How is it possible that influential economists have argued for decades from the premise of a single, unique equilibrium, when results in their own literature by prominent colleagues showed this to be incorrect? I believe the reason is the pull of the timeless over the time-bound. For if there is only a single stable equilibrium, the dynamics by which the market evolves over time is not of much interest. Whatever happens, the market will find the equilibrium, and if the market is perturbed, it will oscillate around that equilibrium and settle back down into it.
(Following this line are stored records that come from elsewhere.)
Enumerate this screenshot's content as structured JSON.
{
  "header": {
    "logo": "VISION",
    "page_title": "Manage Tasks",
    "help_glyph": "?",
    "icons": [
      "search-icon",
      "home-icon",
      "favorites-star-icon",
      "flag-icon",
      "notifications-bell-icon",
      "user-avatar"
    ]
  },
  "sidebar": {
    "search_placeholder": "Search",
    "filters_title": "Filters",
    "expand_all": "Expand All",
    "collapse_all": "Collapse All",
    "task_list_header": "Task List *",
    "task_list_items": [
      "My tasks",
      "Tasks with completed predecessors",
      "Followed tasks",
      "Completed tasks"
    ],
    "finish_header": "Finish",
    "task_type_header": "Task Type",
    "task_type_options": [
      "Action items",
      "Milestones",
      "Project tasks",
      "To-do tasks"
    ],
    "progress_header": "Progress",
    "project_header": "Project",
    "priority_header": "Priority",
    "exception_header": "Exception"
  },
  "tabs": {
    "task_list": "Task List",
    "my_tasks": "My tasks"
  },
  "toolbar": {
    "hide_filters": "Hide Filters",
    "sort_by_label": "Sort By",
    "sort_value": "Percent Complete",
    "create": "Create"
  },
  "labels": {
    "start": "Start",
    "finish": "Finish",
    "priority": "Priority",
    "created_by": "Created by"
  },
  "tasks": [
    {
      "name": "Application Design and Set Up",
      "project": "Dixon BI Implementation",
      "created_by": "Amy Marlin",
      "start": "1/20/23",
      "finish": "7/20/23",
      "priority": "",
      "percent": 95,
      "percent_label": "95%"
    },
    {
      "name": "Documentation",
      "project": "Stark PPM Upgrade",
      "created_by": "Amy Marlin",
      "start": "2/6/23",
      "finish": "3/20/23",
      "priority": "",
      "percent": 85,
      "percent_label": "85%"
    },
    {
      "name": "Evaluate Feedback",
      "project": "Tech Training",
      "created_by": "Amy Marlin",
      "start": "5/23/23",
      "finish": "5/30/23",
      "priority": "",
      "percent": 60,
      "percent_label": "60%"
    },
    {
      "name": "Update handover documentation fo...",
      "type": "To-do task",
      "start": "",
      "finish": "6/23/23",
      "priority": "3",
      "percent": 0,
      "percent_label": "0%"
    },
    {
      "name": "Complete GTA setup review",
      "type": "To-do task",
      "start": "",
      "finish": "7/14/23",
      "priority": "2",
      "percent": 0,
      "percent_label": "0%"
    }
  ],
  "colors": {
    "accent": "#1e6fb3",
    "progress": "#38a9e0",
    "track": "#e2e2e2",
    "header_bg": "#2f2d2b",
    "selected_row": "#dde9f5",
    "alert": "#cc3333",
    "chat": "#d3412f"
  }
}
You don't need to know anything else.
If there is a unique and stable equilibrium, there's not much scope for human agency (apart from each firm maximizing its profits and each consumer maximizing his pleasure) and the best thing to do is to leave the market alone to achieve that equilibrium. But if there are many possible equilibria, and none is completely stable, then human agency has to participate in and steer the dynamics by which one equilibrium is chosen out of many possibilities.
In thermodynamic terms, economic systems are path-dependent, not path-independent. In this regard, neoclassical economics is fatally flawed, because it treats systems as path-independent. "There's no way to know how many hedge funds are making money discovering arbitrage opportunities by measuring curvature--that is, path dependence that's not supposed to exist in neo-classical economics--but this is doubtless going on." (Hedge funds go by performance, not the supposed correctness of a theory, and they hire good mathematicians. Consequently, I believe Smolin's speculation.) Time is real in path-dependent market models. "To do real economics, without mythological elements, we need a theoretical framework in which time is real and the future is not specifiable in advance, even in principle. It is only in such a theoretical context that the full scope of our power to construct our future can make sense. Furthermore, to meld an economy and an ecology, we need to conceive of them in common terms--as open complex systems evolving in time, with path dependence and many equilibria, governed by feedback." Climate, biology, the cosmos, the biosphere, and ecology all observably work in this way, and our theories need to reflect it.
Incoherence
We need to create structures that will bring together our vast, specialized, but incoherent knowledge in order to move forward most effectively. At this point Smolin brings up a theme, for him. Science is an ethical community, not a method. Our ethical communities should be governed by two principles:
  1. When rational argument from public evidence suffices to decide a question, it must be considered to be so decided.
  2. When rational argument from public evidence does not suffice to decide a question, the community must encourage a diverse range of viewpoints and hypotheses consistent with a good-faith attempt to develop convincing public evidence.

Unanswerables

Science will probably never be able to answer why anything exists at all, or the hard problem of consciousness, or why we experience now, but these things are real. Thus, accepting the reality of time is a key to understanding reality.

Thank you, Dr. Smolin, for sharing this journey with me. It's an exciting ride.